(I already wrote this out, but it got lost
so I am summing up what I wrote the first time)
It is funny. I act frum most of the time in terms of not looking at inappropriate things; in fact many times it disgusts me. especially when with friends. i dont think it is just too act frum; i geniunely do not want to look at half naked women on a billboard.
but sometimes, i do take a peek at an inappropriate ad in the paper. sometimes i do sit down with an ipppropriate book. maybe you guys can help explain this...
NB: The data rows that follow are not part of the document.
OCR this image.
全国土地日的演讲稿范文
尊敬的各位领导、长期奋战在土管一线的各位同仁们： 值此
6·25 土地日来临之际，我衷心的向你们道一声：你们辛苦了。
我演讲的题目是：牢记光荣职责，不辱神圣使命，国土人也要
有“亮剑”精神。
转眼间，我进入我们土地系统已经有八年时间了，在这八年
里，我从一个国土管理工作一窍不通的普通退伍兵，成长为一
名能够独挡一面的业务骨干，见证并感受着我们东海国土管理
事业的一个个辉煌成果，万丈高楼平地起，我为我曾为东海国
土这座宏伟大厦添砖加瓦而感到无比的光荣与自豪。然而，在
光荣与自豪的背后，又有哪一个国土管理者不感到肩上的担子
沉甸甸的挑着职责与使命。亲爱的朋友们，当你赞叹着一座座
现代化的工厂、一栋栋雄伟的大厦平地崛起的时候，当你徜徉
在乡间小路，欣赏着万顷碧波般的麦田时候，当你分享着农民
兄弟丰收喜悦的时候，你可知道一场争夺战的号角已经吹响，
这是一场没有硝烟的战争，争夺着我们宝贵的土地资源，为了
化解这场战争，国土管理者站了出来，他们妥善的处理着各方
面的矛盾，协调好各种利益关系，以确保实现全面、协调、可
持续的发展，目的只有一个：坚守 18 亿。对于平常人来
i think it is because my main challange/problem is LUST. This means that I enjoy the momentary pleasure of mstr****, thinking about girls while doing it. [sorry- dont meant to trigger anyone] When I feel lust,i turn to these same things i find disgusting most of the time {if I would see a FRIEND or someone else reading an inappropriate book, etc. I would be disgusted!}... and I act out using these means.
But I do not know if I have the problem of LOOKING just for the sake of looking. Therefore, when out with friends, and have no lust at all, I have no urge to look at a billbopard. I turn my head away, actually.
Hashem has not challenged me with this particular YH, BH and BAH.
95% of the day I can be davening, learning, etc. It is the 5% that comes at the end of the day or night that grabs ne. Just last night (yes it was tisha b'av) I felt a strong urge that I pushed away once, but not twice. What happened? Didn't I know about the power of the day of tisha b'av? The asnwer is that I did, but I could not translate that into stopping my lust.
So what am I? Am I an oved Hashem with a common urge? Am I someone living a split life? I would like to say that my learning, tefilla, and teaching of Torah to others [I am in a Kollel for the summer] is geniune. That I am not a hypocrite for asking halachik shai'la's the day after I mstr*******.
Yes I guess I do 'serve' the YH some of the time. almost every simgle time that he beckons, actually.
I write this with confusion. I would like to implement a punishment for myself each time I fall. Does anyone have any suggestions for a punishment or a deprivation (that has worked for them)?
Feel free to respond...
I will probably add more to this soon.